A partir de ese momento parecieron desinteresarse por completo de Stioppa y de mi pasado. Pero no tenía importancia, porque al fin había dado con una pista.
—¿Me puede dejar ese periódico? —pregunté con fingida indiferencia.
—Pues claro —dijo Heurteur.
Brindamos. Así que de lo que había sido yo antaño sólo quedaba una silueta en la memoria de dos barmans. Y ni siquiera eso, porque la ocultaba a medias la de un tal Stioppa de Djagoriew. Y de ese Stioppa no habían vuelto a saber nada «desde tiempos del diluvio», como decía Sonachitze.
—¿Así que es usted detective privado? —me preguntó Heurteur.
—Ya no. Mi jefe acaba de jubilarse.
—¿Y usted? ¿Usted sigue?
Me encogí de hombros sin contestar.
—En cualquier caso, estaré encantado de volver a verlo. Vuelva por aquí cuando quiera.
Se había levantado y nos tendía la mano.
—Disculpen… Los estoy echando, pero es que todavía tengo que hacer las cuentas… Y esos de ahí, con su francachela…
Indicó el estanque con un ademán.
—Adiós, Jean.
—Adiós, Paul.
Heurteur me miraba, pensativo. Con voz muy lenta dijo:
—Ahora que está de pie, me recuerda otra cosa…

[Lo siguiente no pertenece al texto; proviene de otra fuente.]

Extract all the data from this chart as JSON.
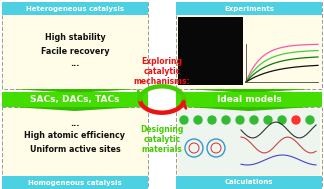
{
  "bg_color": "#ffffff",
  "cyan_color": "#4dd0e1",
  "yellow_bg": "#fffde7",
  "red_col": "#ee1111",
  "green_col": "#44cc00",
  "bright_green_box": "#44dd00",
  "dark_green_tri": "#33bb00",
  "top_left_title": "Heterogeneous catalysis",
  "top_left_body": [
    "High stability",
    "Facile recovery",
    "..."
  ],
  "bottom_left_title": "Homogeneous catalysis",
  "bottom_left_body": [
    "...",
    "High atomic efficiency",
    "Uniform active sites"
  ],
  "top_right_title": "Experiments",
  "bottom_right_title": "Calculations",
  "center_left_label": "SACs, DACs, TACs",
  "center_right_label": "Ideal models",
  "top_center_text": [
    "Exploring",
    "catalytic",
    "mechanisms:"
  ],
  "bottom_center_text": [
    "Designing",
    "catalytic",
    "materials"
  ],
  "fig_width": 3.24,
  "fig_height": 1.89,
  "dpi": 100
}
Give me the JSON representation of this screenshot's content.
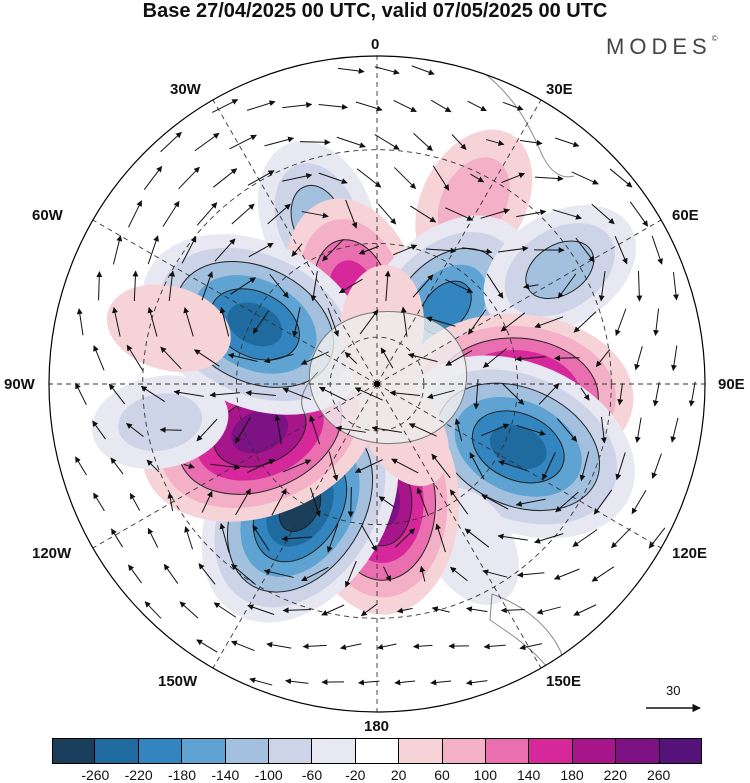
{
  "title": "Base 27/04/2025 00 UTC, valid 07/05/2025 00 UTC",
  "brand": "MODES",
  "brand_mark": "©",
  "longitude_labels": [
    "0",
    "30E",
    "60E",
    "90E",
    "120E",
    "150E",
    "180",
    "150W",
    "120W",
    "90W",
    "60W",
    "30W"
  ],
  "vector_scale": {
    "value": "30"
  },
  "colorbar": {
    "colors": [
      "#1a3f5c",
      "#1f6a9e",
      "#3385bf",
      "#5ea3d2",
      "#a3c1df",
      "#cdd4e8",
      "#e8e8f2",
      "#ffffff",
      "#f6d3d7",
      "#f3b0c7",
      "#ea6fb0",
      "#d6289a",
      "#a7158a",
      "#7c1283",
      "#54127a"
    ],
    "ticks": [
      "-260",
      "-220",
      "-180",
      "-140",
      "-100",
      "-60",
      "-20",
      "20",
      "60",
      "100",
      "140",
      "180",
      "220",
      "260"
    ]
  },
  "anomalies": [
    {
      "lon": -20,
      "colat": 37,
      "value": -110
    },
    {
      "lon": -15,
      "colat": 20,
      "value": 160
    },
    {
      "lon": 28,
      "colat": 44,
      "value": 90
    },
    {
      "lon": 42,
      "colat": 22,
      "value": -190
    },
    {
      "lon": 58,
      "colat": 46,
      "value": -110
    },
    {
      "lon": 82,
      "colat": 27,
      "value": 60
    },
    {
      "lon": 94,
      "colat": 30,
      "value": 230
    },
    {
      "lon": 114,
      "colat": 33,
      "value": -250
    },
    {
      "lon": 150,
      "colat": 40,
      "value": -40
    },
    {
      "lon": 178,
      "colat": 25,
      "value": 220
    },
    {
      "lon": -148,
      "colat": 31,
      "value": -260
    },
    {
      "lon": -112,
      "colat": 27,
      "value": 250
    },
    {
      "lon": -64,
      "colat": 29,
      "value": -240
    },
    {
      "lon": -75,
      "colat": 46,
      "value": 40
    },
    {
      "lon": -100,
      "colat": 47,
      "value": -60
    },
    {
      "lon": 5,
      "colat": 12,
      "value": 40
    },
    {
      "lon": 150,
      "colat": 12,
      "value": 20
    }
  ]
}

—¿Qué te recuerda? —preguntó Sonachitze.
—A un cliente que volvía todas las noches a las tantas cuando trabajábamos en el Hotel Castille…
Sonachitze me miraba ahora también, de pies a cabeza.
—Bien pensado, es posible —me dijo— que sea usted un antiguo cliente del Hotel Castille…
Sonreí, apurado.
Sonachitze me cogió el brazo y cruzamos la sala del restaurante, aún más oscura que cuando llegamos. La novia vestida de azul pálido ya no estaba en la mesa de antes. Fuera, oímos ráfagas de música y risas que llegaban desde el otro lado del estanque.
—Por favor —le pregunté a Sonachitze—, ¿puede recordarme qué canción era esa que siempre pedía aquel… aquel…?
—¿Aquel Stioppa?
—Sí.
Empezó a silbar los primeros compases. Luego se detuvo.
—¿Va a volver a ver a Stioppa?
—A lo mejor.
Me apretó el brazo con mucha fuerza.
—Dígale que Sonachitze todavía se acuerda de él muchas veces.
No dejaba de mirarme:
—En el fondo, es posible que tenga razón Jean. Era usted un cliente del Hotel Castille… Intente recordar… El Hotel Castille, de la calle de Cambon…
Desvié el rostro y abrí la puerta del automóvil. Había alguien acurrucado en el asiento delantero, con la frente apoyada en el cristal. Me incliné y reconocí a la novia. Dormía, con el vestido azul cielo subido hasta medio muslo.
—Hay que sacarla de ahí —me dijo Sonachitze.
La zarandeé con suavidad, pero seguía durmiendo. Entonces la cogí por la cintura y conseguí sacarla del automóvil.
—No la vamos a dejar en el suelo —dije.
La llevé en brazos hasta el hostal. Había dejado caer la cabeza en mi hombro y el pelo rubio me acariciaba el cuello. Llevaba un perfume con un toque especiado que me recordaba algo. Pero ¿qué?